Cattedrale di Santiago.

Concludendo, il Cammino di Santiago non è sicuramente il cammino più complicato da percorrere fisicamente, paesaggisticamente non è nemmeno il più bello, anche se la bellezza è soggettiva, per quanto riguarda la logistica è alla portata di tutti, è molto segnalato, esistono migliaia di guide ed ogni anno è percorso da migliaia di pellegrini in qualsiasi periodo dell’anno. Ogni persona ha modo di “cucirselo” addosso, ha modo di fare il “proprio” cammino, decidendo da dove partire e in che modo svolgere le tappe e viaggiare.
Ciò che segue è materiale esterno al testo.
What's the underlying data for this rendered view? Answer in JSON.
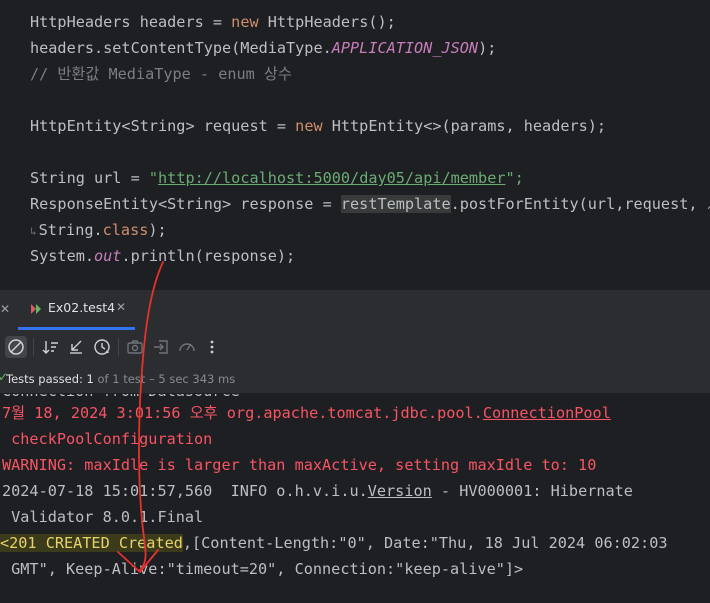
{
  "editor": {
    "lines": [
      {
        "a": "HttpHeaders headers = ",
        "b": "new",
        "c": " HttpHeaders();"
      },
      {
        "a": "headers.setContentType(MediaType.",
        "b": "APPLICATION_JSON",
        "c": ");"
      },
      {
        "a": "// 반환값 MediaType - enum 상수"
      },
      {
        "a": "HttpEntity<String> request = ",
        "b": "new",
        "c": " HttpEntity<>(params, headers);"
      },
      {
        "a": "String url = ",
        "b": "\"",
        "c": "http://localhost:5000/day05/api/member",
        "d": "\";"
      },
      {
        "a": "ResponseEntity<String> response = ",
        "b": "restTemplate",
        "c": ".postForEntity(url,request,",
        "d": "↗"
      },
      {
        "a": "String.",
        "b": "class",
        "c": ");"
      },
      {
        "a": "System.",
        "b": "out",
        "c": ".println(response);"
      }
    ]
  },
  "tabs": {
    "active_label": "Ex02.test4"
  },
  "status": {
    "passed_label": "Tests passed:",
    "passed_count": "1",
    "detail": "of 1 test – 5 sec 343 ms"
  },
  "console": {
    "l0": "Connection from Datasource",
    "l1_a": "7월 18, 2024 3:01:56 오후 org.apache.tomcat.jdbc.pool.",
    "l1_b": "ConnectionPool",
    "l2": " checkPoolConfiguration",
    "l3": "WARNING: maxIdle is larger than maxActive, setting maxIdle to: 10",
    "l4_a": "2024-07-18 15:01:57,560  INFO o.h.v.i.u.",
    "l4_b": "Version",
    "l4_c": " - HV000001: Hibernate",
    "l5": " Validator 8.0.1.Final",
    "l6_a": "<201 CREATED Created",
    "l6_b": ",[Content-Length:\"0\", Date:\"Thu, 18 Jul 2024 06:02:03",
    "l7": " GMT\", Keep-Alive:\"timeout=20\", Connection:\"keep-alive\"]>"
  },
  "colors": {
    "accent": "#3574f0",
    "success": "#5fb865",
    "error": "#f75464",
    "annotation": "#e5322d"
  }
}
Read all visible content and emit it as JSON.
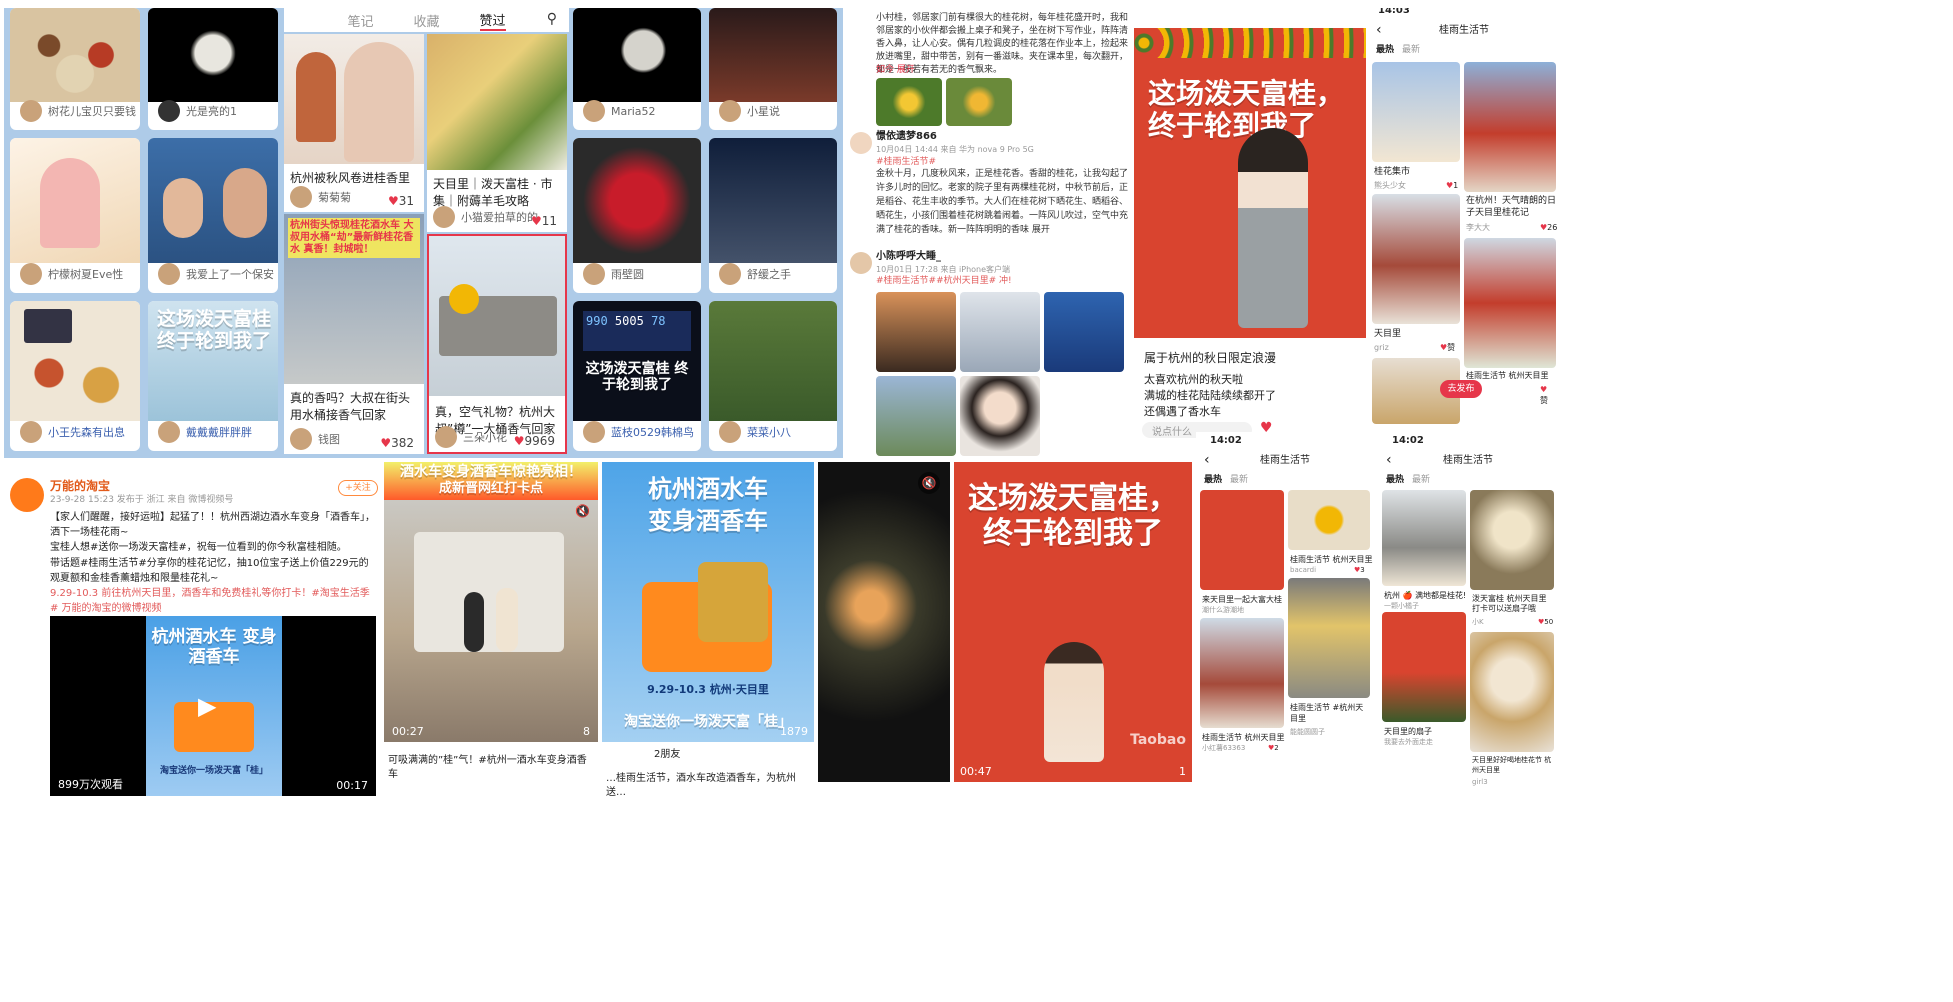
{
  "colors": {
    "accent": "#e6364a",
    "grid_bg": "#aecbe8",
    "osmanthus": "#f2b705",
    "banner_red": "#d9442f"
  },
  "p1": {
    "users": [
      "树花儿宝贝只要钱",
      "光是亮的1",
      "柠檬树夏Eve性",
      "我爱上了一个保安",
      "小王先森有出息",
      "戴戴戴胖胖胖"
    ]
  },
  "p2": {
    "tabs": [
      "笔记",
      "收藏",
      "赞过"
    ],
    "search_icon": "search-icon",
    "cards": [
      {
        "title": "杭州被秋风卷进桂香里",
        "user": "菊菊菊",
        "likes": "31"
      },
      {
        "title": "天目里｜泼天富桂 · 市集｜附薅羊毛攻略",
        "user": "小猫爱拍草的的",
        "likes": "11"
      },
      {
        "title": "真的香吗？大叔在街头用水桶接香气回家",
        "user": "钱图",
        "likes": "382",
        "overlay": "杭州街头惊现桂花酒水车 大叔用水桶“劫”最新鲜桂花香水 真香！封城啦！"
      },
      {
        "title": "真，空气礼物？杭州大叔”樽”一大桶香气回家",
        "user": "三朵小花",
        "likes": "9969"
      }
    ]
  },
  "p3": {
    "users": [
      "Maria52",
      "小星说",
      "雨壁圆",
      "舒缓之手",
      "蓝枝0529韩棉鸟",
      "菜菜小八"
    ],
    "display_values": [
      "990",
      "5005",
      "78"
    ],
    "banner": "这场泼天富桂 终于轮到我了"
  },
  "p4": {
    "intro": "小村桂，邻居家门前有棵很大的桂花树，每年桂花盛开时，我和邻居家的小伙伴都会搬上桌子和凳子，坐在树下写作业，阵阵清香入鼻，让人心安。偶有几粒调皮的桂花落在作业本上，捡起来放进嘴里，甜中带苦，别有一番滋味。夹在课本里，每次翻开，都是一股若有若无的香气飘来。",
    "more": "如今 展开",
    "post1": {
      "user": "憬依遗梦866",
      "meta": "10月04日 14:44 来自 华为 nova 9 Pro 5G",
      "tag": "#桂雨生活节#",
      "body": "金秋十月，几度秋风来，正是桂花香。香甜的桂花，让我勾起了许多儿时的回忆。老家的院子里有两棵桂花树，中秋节前后，正是稻谷、花生丰收的季节。大人们在桂花树下晒花生、晒稻谷、晒花生，小孩们围着桂花树跳着闹着。一阵风儿吹过，空气中充满了桂花的香味。新一阵阵明明的香味 展开"
    },
    "post2": {
      "user": "小陈呼呼大睡_",
      "meta": "10月01日 17:28 来自 iPhone客户端",
      "tags": "#桂雨生活节##杭州天目里# 冲!"
    }
  },
  "p5": {
    "banner": "这场泼天富桂，终于轮到我了",
    "title": "属于杭州的秋日限定浪漫",
    "lines": [
      "太喜欢杭州的秋天啦",
      "满城的桂花陆陆续续都开了",
      "还偶遇了香水车"
    ],
    "comment_placeholder": "说点什么"
  },
  "p6": {
    "time": "14:03",
    "title": "桂雨生活节",
    "tabs": [
      "最热",
      "最新"
    ],
    "items": [
      {
        "title": "桂花集市",
        "user": "熊头少女",
        "likes": "1"
      },
      {
        "title": "在杭州！天气晴朗的日子天目里桂花记",
        "user": "李大大",
        "likes": "26"
      },
      {
        "title": "天目里",
        "user": "griz",
        "likes": "赞"
      },
      {
        "title": "桂雨生活节 杭州天目里",
        "user": "",
        "likes": "赞"
      }
    ],
    "fab": "去发布"
  },
  "p7": {
    "user": "万能的淘宝",
    "follow": "+关注",
    "meta": "23-9-28 15:23 发布于 浙江 来自 微博视频号",
    "text1": "【家人们醒醒，接好运啦】起猛了！！杭州西湖边酒水车变身「酒香车」，洒下一场桂花雨~",
    "text2": "宝桂人想#送你一场泼天富桂#，祝每一位看到的你今秋富桂相随。",
    "text3": "带话题#桂雨生活节#分享你的桂花记忆，抽10位宝子送上价值229元的观夏额和金桂香薰蜡烛和限量桂花礼~",
    "text4": "9.29-10.3 前往杭州天目里，酒香车和免费桂礼等你打卡！#淘宝生活季# 万能的淘宝的微博视频",
    "video_title": "杭州酒水车 变身酒香车",
    "video_sub": "淘宝送你一场泼天富「桂」",
    "views": "899万次观看",
    "duration": "00:17"
  },
  "p8": {
    "headline1": "酒水车变身酒香车惊艳亮相！",
    "headline2": "成新晋网红打卡点",
    "time": "00:27",
    "likes": "8",
    "caption": "可吸满满的”桂”气！#杭州一酒水车变身酒香车"
  },
  "p9": {
    "title1": "杭州酒水车",
    "title2": "变身酒香车",
    "date": "9.29-10.3 杭州·天目里",
    "slogan": "淘宝送你一场泼天富「桂」",
    "likes": "1879",
    "friends": "2朋友",
    "caption": "…桂雨生活节，酒水车改造酒香车，为杭州送…"
  },
  "p10": {
    "mute_icon": "mute-icon"
  },
  "p11": {
    "banner": "这场泼天富桂，终于轮到我了",
    "time": "00:47",
    "likes": "1",
    "watermark": "Taobao"
  },
  "p12": {
    "time": "14:02",
    "title": "桂雨生活节",
    "tabs": [
      "最热",
      "最新"
    ],
    "items": [
      {
        "title": "来天目里一起大富大桂",
        "user": "潮什么游潮地",
        "likes": "赞"
      },
      {
        "title": "桂雨生活节 杭州天目里",
        "user": "bacardi",
        "likes": "3"
      },
      {
        "title": "桂雨生活节 杭州天目里",
        "user": "小红薯63363",
        "likes": "2"
      },
      {
        "title": "桂雨生活节 #杭州天目里",
        "user": "能能圆圆子",
        "likes": "赞"
      }
    ]
  },
  "p13": {
    "time": "14:02",
    "title": "桂雨生活节",
    "tabs": [
      "最热",
      "最新"
    ],
    "items": [
      {
        "title": "杭州 🍎 满地都是桂花!",
        "user": "一颗小橘子",
        "likes": "赞"
      },
      {
        "title": "泼天富桂 杭州天目里打卡可以送扇子哦",
        "user": "小K",
        "likes": "50"
      },
      {
        "title": "天目里的扇子",
        "user": "我要去外面走走",
        "likes": "赞"
      },
      {
        "title": "天目里好好喝地桂花节 杭州天目里",
        "user": "girl3",
        "likes": "赞"
      }
    ]
  }
}
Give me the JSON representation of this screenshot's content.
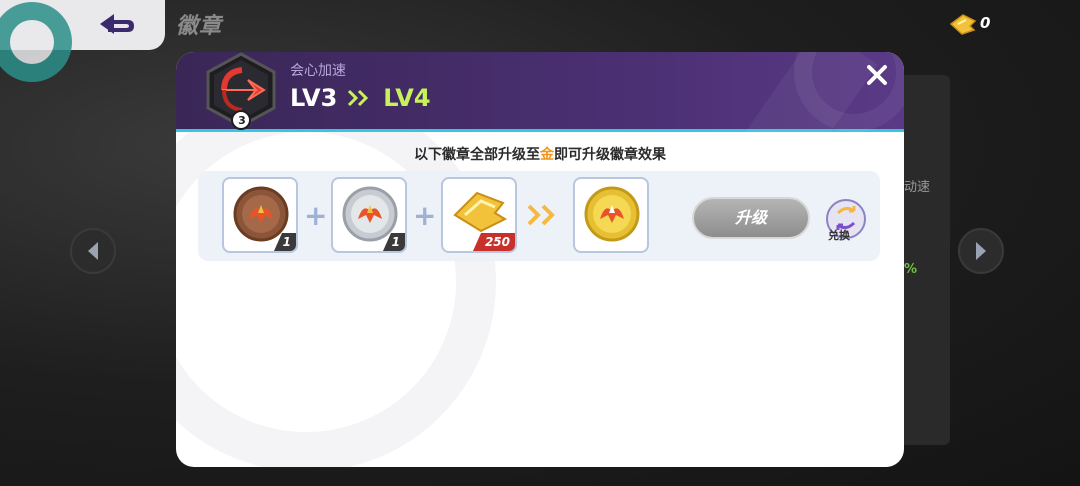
{
  "screen": {
    "title": "徽章"
  },
  "currency": {
    "icon": "ticket-icon",
    "count": "0"
  },
  "background": {
    "side_text": "动速",
    "side_percent": "%"
  },
  "dialog": {
    "skill_name": "会心加速",
    "badge_level": "3",
    "level_from": "LV3",
    "level_to": "LV4",
    "instruction_before": "以下徽章全部升级至",
    "instruction_highlight": "金",
    "instruction_after": "即可升级徽章效果",
    "materials": [
      {
        "name": "bronze-badge",
        "quantity": "1"
      },
      {
        "name": "silver-badge",
        "quantity": "1"
      },
      {
        "name": "ticket",
        "quantity": "250"
      }
    ],
    "result": {
      "name": "gold-badge"
    },
    "upgrade_label": "升级",
    "exchange_label": "兑换"
  },
  "colors": {
    "header_purple": "#4a2f72",
    "accent_cyan": "#34c7e0",
    "level_green": "#c9f25a",
    "highlight_orange": "#f0941c",
    "cost_red": "#c8312b"
  }
}
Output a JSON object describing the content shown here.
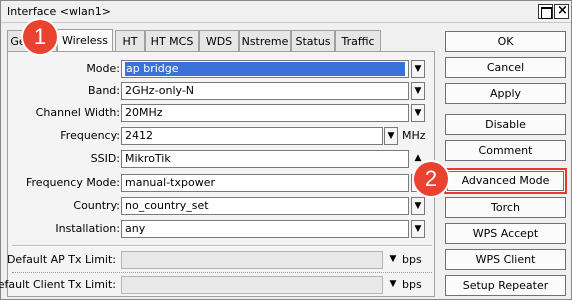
{
  "window": {
    "title": "Interface <wlan1>"
  },
  "tabs": [
    {
      "label": "General"
    },
    {
      "label": "Wireless"
    },
    {
      "label": "HT"
    },
    {
      "label": "HT MCS"
    },
    {
      "label": "WDS"
    },
    {
      "label": "Nstreme"
    },
    {
      "label": "Status"
    },
    {
      "label": "Traffic"
    }
  ],
  "form": {
    "mode": {
      "label": "Mode:",
      "value": "ap bridge"
    },
    "band": {
      "label": "Band:",
      "value": "2GHz-only-N"
    },
    "channel_width": {
      "label": "Channel Width:",
      "value": "20MHz"
    },
    "frequency": {
      "label": "Frequency:",
      "value": "2412",
      "unit": "MHz"
    },
    "ssid": {
      "label": "SSID:",
      "value": "MikroTik"
    },
    "frequency_mode": {
      "label": "Frequency Mode:",
      "value": "manual-txpower"
    },
    "country": {
      "label": "Country:",
      "value": "no_country_set"
    },
    "installation": {
      "label": "Installation:",
      "value": "any"
    },
    "default_ap_tx_limit": {
      "label": "Default AP Tx Limit:",
      "value": "",
      "unit": "bps"
    },
    "default_client_tx_limit": {
      "label": "Default Client Tx Limit:",
      "value": "",
      "unit": "bps"
    }
  },
  "buttons": {
    "ok": "OK",
    "cancel": "Cancel",
    "apply": "Apply",
    "disable": "Disable",
    "comment": "Comment",
    "advanced_mode": "Advanced Mode",
    "torch": "Torch",
    "wps_accept": "WPS Accept",
    "wps_client": "WPS Client",
    "setup_repeater": "Setup Repeater"
  },
  "annotations": {
    "badge1": "1",
    "badge2": "2"
  },
  "colors": {
    "selection": "#3a72d8",
    "highlight": "#e53935",
    "badge": "#e9432f"
  },
  "icons": {
    "dropdown": "triangle-down",
    "up": "triangle-up"
  }
}
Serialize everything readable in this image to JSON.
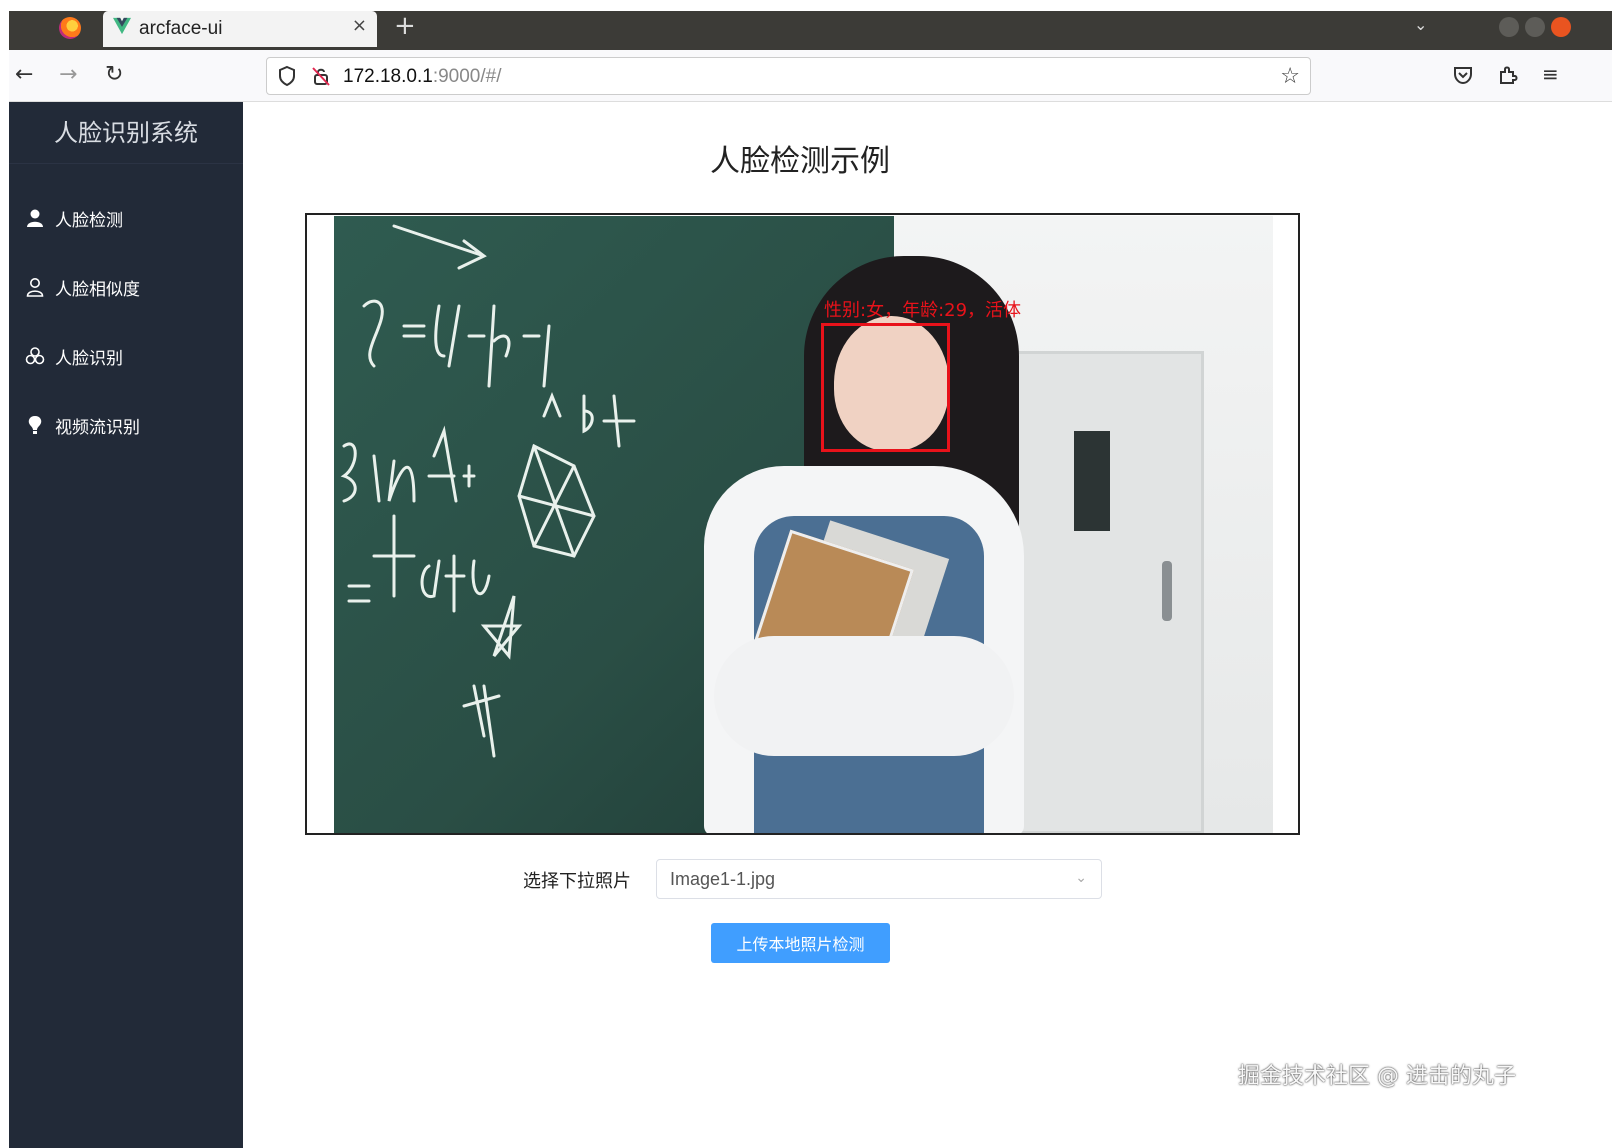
{
  "browser": {
    "tab_title": "arcface-ui",
    "tab_close": "×",
    "new_tab": "+",
    "url_host": "172.18.0.1",
    "url_rest": ":9000/#/"
  },
  "sidebar": {
    "title": "人脸识别系统",
    "items": [
      {
        "label": "人脸检测",
        "icon": "user-filled-icon"
      },
      {
        "label": "人脸相似度",
        "icon": "user-outline-icon"
      },
      {
        "label": "人脸识别",
        "icon": "circles-icon"
      },
      {
        "label": "视频流识别",
        "icon": "bulb-icon"
      }
    ]
  },
  "main": {
    "title": "人脸检测示例",
    "face_label": "性别:女，年龄:29，活体",
    "select_label": "选择下拉照片",
    "select_value": "Image1-1.jpg",
    "upload_button": "上传本地照片检测"
  },
  "colors": {
    "sidebar_bg": "#222a38",
    "primary": "#409eff",
    "face_box": "#e8121a"
  },
  "watermark": "掘金技术社区 @ 进击的丸子"
}
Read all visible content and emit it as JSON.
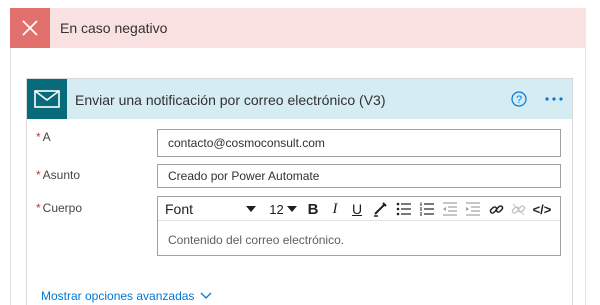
{
  "negative_branch": {
    "title": "En caso negativo",
    "icon": "close-icon",
    "accent_color": "#e2706d",
    "header_bg": "#f9e1e1"
  },
  "action": {
    "title": "Enviar una notificación por correo electrónico (V3)",
    "icon": "mail-icon",
    "header_bg": "#d6ecf3",
    "icon_bg": "#086b7b",
    "help_icon": "help-icon",
    "more_icon": "more-options-icon"
  },
  "fields": {
    "to": {
      "required_mark": "*",
      "label": "A",
      "value": "contacto@cosmoconsult.com"
    },
    "subject": {
      "required_mark": "*",
      "label": "Asunto",
      "value": "Creado por Power Automate"
    },
    "body": {
      "required_mark": "*",
      "label": "Cuerpo",
      "placeholder": "Contenido del correo electrónico."
    }
  },
  "toolbar": {
    "font": "Font",
    "size": "12",
    "bold": "B",
    "italic": "I",
    "underline": "U",
    "code": "</>"
  },
  "advanced": {
    "label": "Mostrar opciones avanzadas",
    "link_color": "#0078d4"
  }
}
Come detto nella premessa, non ho mai preso in considerazione di percorrere il cammino prima d’ora. Non ero e non sono spiritualmente pronto a farlo.

Nonostante potessi prendere la Compostela avendo percorso più di 100 chilometri, non l’ho presa, perché per me, al momento, sarebbe un foglio di carta come un’altro.

Detto ciò, il Cammino di Santiago ti da e ti lascia qualcosa che gli altri cammini non ti danno, per lo meno quelli che ho percorso fino ad’ora. Sto parlando delle persone e delle loro storie. Ed è proprio per questo motivo che sono ben contento di essere partito da solo. Essendo solo ho avuto appunto maggior modo di cercare compagnia, di conoscere e colloquiare con altri pellegrini. In coppia o in gruppo si è meno portati a questo tipo di condivisione, soprattutto se siete persone abbastanza chiuse e timide, come il sottoscritto.

Da questo punto di vista il cammino mi ha sicuramente lasciato molto. Non dico di essere o sentirmi cambiato ma sicuramente mi sento diverso, migliore.

Ho deciso che, se riuscirò, prima o poi, partirò per farlo tutto. E allora si che la Compostela avrà anche per me un significato.